The current study investigated norovirus prevalence in the stools of children seeking medical treatment for diarrhea, but attributing norovirus as the cause of diarrhea was not possible because coinfection by other pathogens was not tested and because noroviruses are known to be shed asymptomatically. Two studies conducted previously in Cameroon (in a different region of the country) found that approximately 30% of samples from healthy children tested positive for norovirus.13,14 This is a greater proportion of samples testing norovirus positive than in our study. Differences in study design and years investigated, underlying differences in the populations studied, regional climatic conditions, and levels of sanitation between these regions of Cameroon may contribute to differences in asymptomatic norovirus infections. Further study including a more robust study design to better represent the population is needed to address disease attribution and report norovirus incidence estimates in Yaoundé children. In addition, genetic sequencing was only performed on the capsid region for viruses in this study, therefore the detection and characterization of recombinant strains, which can be the source of norovirus epidemics, was not assessed. Lastly, only a portion (32%; 902/2831) of the collected specimens was tested. Testing all the specimens would have provided a clearer picture of norovirus-associated diarrhea in Cameroon.

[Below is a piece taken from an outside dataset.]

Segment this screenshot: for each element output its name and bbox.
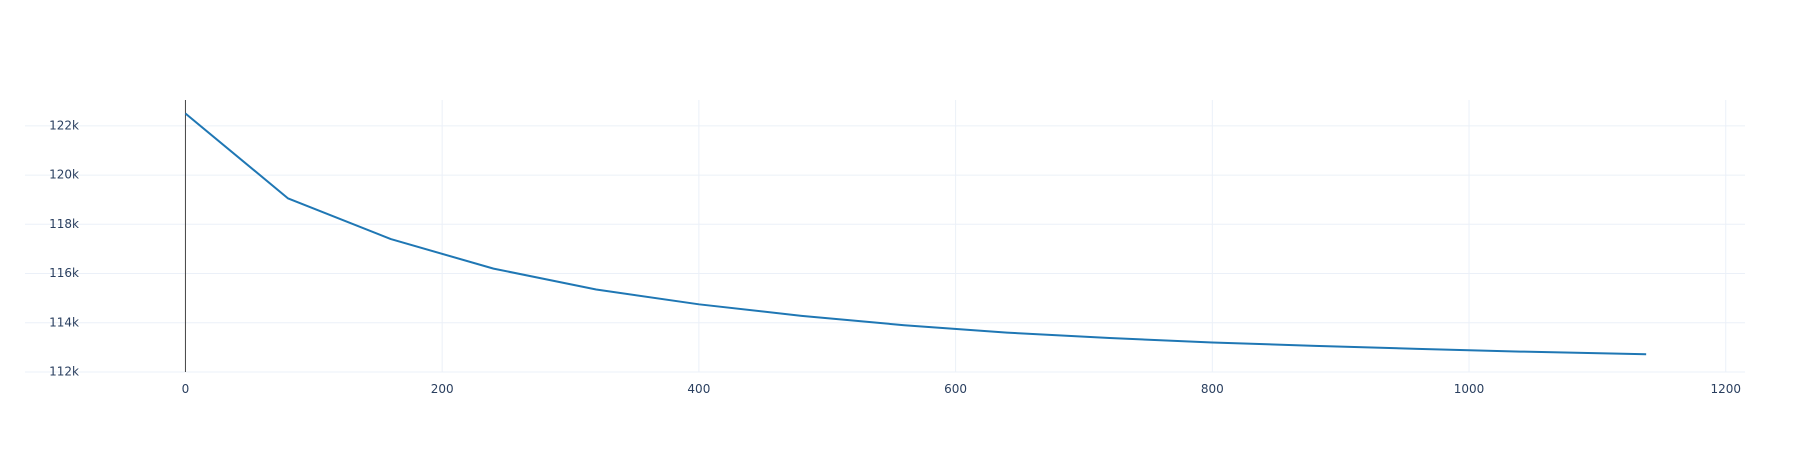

This report shows that norovirus was present in a substantial proportion of stools from children with acute pediatric gastroenteritis in Cameroon. Genotype GII.4 noroviruses prevailed, but genotypic diversity was high during the years of this study. Higher proportions of children under 1 year of age were infected, providing support for a vaccination strategy targeting infants. This is the first study to investigate noroviruses in Yaoundé, Cameroon. Larger-scale community and/or hospital-based epidemiological studies, as well as molecular surveillance, are needed to better characterize the incidence and molecular epidemiology of noroviruses in pediatric populations of the country. Results from such studies will provide evidence to inform policy makers and health care professionals on the importance of noroviruses in diarrheal illnesses and deaths among Cameroonian children and support improving prevention and control strategies.

Footnotes

The findings and conclusions in this study are those of the authors and do not necessarily represent the official position of the Centers for Disease Control and Prevention.